As much as Entergy, based in New Orleans, tried to buy or bully support, it never worked. In February 2010, the state senate voted 26-4 to close the plant, a legislative determination later overturned by a federal judge as overreach (a decision affirmed by a federal appeals court earlier this month).
Activists can’t take all the credit. Low energy prices, resulting from a glut of cheap, fracked natural gas played a role, as did ham-handed management by Entergy (the company responsible for this year’s Super Bowl blackout). Having just spent $5 million in court fees defending Vermont Yankee, Entergy is now shutting the plant down and taking a $181 million charge on its balance sheet. (If Entergy can’t even make money, why should they be trusted with the most dangerous substances on the planet?)
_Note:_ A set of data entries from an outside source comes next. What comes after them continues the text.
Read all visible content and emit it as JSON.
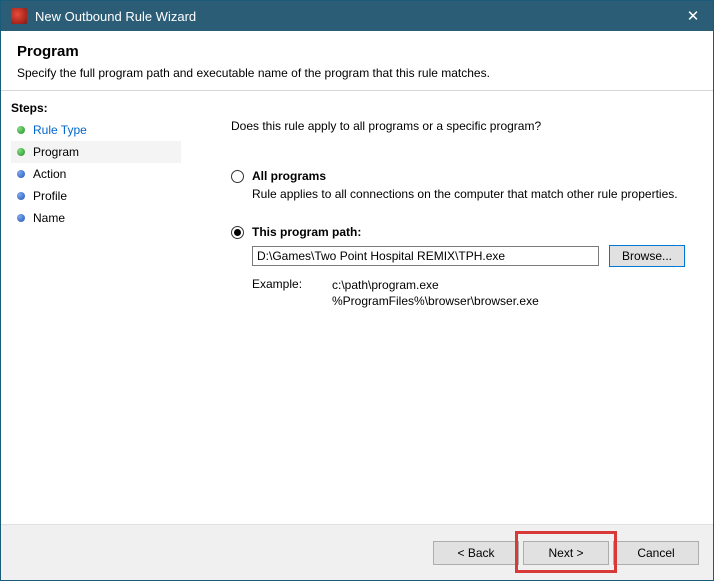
{
  "titlebar": {
    "text": "New Outbound Rule Wizard"
  },
  "header": {
    "title": "Program",
    "desc": "Specify the full program path and executable name of the program that this rule matches."
  },
  "sidebar": {
    "title": "Steps:",
    "items": [
      {
        "label": "Rule Type"
      },
      {
        "label": "Program"
      },
      {
        "label": "Action"
      },
      {
        "label": "Profile"
      },
      {
        "label": "Name"
      }
    ]
  },
  "content": {
    "prompt": "Does this rule apply to all programs or a specific program?",
    "option_all": {
      "label": "All programs",
      "desc": "Rule applies to all connections on the computer that match other rule properties."
    },
    "option_path": {
      "label": "This program path:",
      "value": "D:\\Games\\Two Point Hospital REMIX\\TPH.exe",
      "browse": "Browse..."
    },
    "example": {
      "label": "Example:",
      "line1": "c:\\path\\program.exe",
      "line2": "%ProgramFiles%\\browser\\browser.exe"
    }
  },
  "footer": {
    "back": "< Back",
    "next": "Next >",
    "cancel": "Cancel"
  }
}
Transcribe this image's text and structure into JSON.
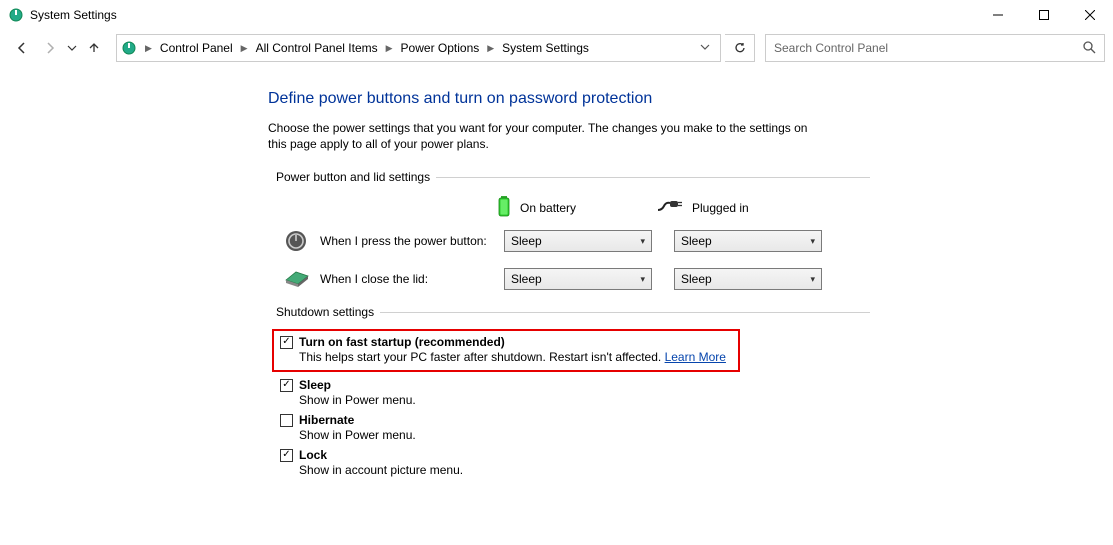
{
  "window": {
    "title": "System Settings"
  },
  "breadcrumbs": [
    "Control Panel",
    "All Control Panel Items",
    "Power Options",
    "System Settings"
  ],
  "search": {
    "placeholder": "Search Control Panel"
  },
  "page": {
    "title": "Define power buttons and turn on password protection",
    "description": "Choose the power settings that you want for your computer. The changes you make to the settings on this page apply to all of your power plans."
  },
  "sections": {
    "power_button": {
      "header": "Power button and lid settings",
      "columns": {
        "battery": "On battery",
        "plugged": "Plugged in"
      },
      "rows": [
        {
          "label": "When I press the power button:",
          "battery_value": "Sleep",
          "plugged_value": "Sleep"
        },
        {
          "label": "When I close the lid:",
          "battery_value": "Sleep",
          "plugged_value": "Sleep"
        }
      ]
    },
    "shutdown": {
      "header": "Shutdown settings",
      "items": [
        {
          "label": "Turn on fast startup (recommended)",
          "checked": true,
          "highlighted": true,
          "description_pre": "This helps start your PC faster after shutdown. Restart isn't affected. ",
          "link": "Learn More"
        },
        {
          "label": "Sleep",
          "checked": true,
          "description": "Show in Power menu."
        },
        {
          "label": "Hibernate",
          "checked": false,
          "description": "Show in Power menu."
        },
        {
          "label": "Lock",
          "checked": true,
          "description": "Show in account picture menu."
        }
      ]
    }
  }
}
The news of Vermont Yankee’s shutdown comes on the heels of layoffs across Entergy’s nuke plants: fewer hands on the control rods because the bosses in New Orleans (Entergy’s HQ) can’t manage to make a profit. At least the folks in Vermont will sleep easier if we can get through the next 14 months of this Fukushima-style reactor without another cooling tower collapse (2007), transformer fire (2004) or lost radioactive fuel rods (2010).
Homer Simpson: call your job counselor. Vermont citizens: rejoice. The arc of the moral universe is long, but it bends toward justice.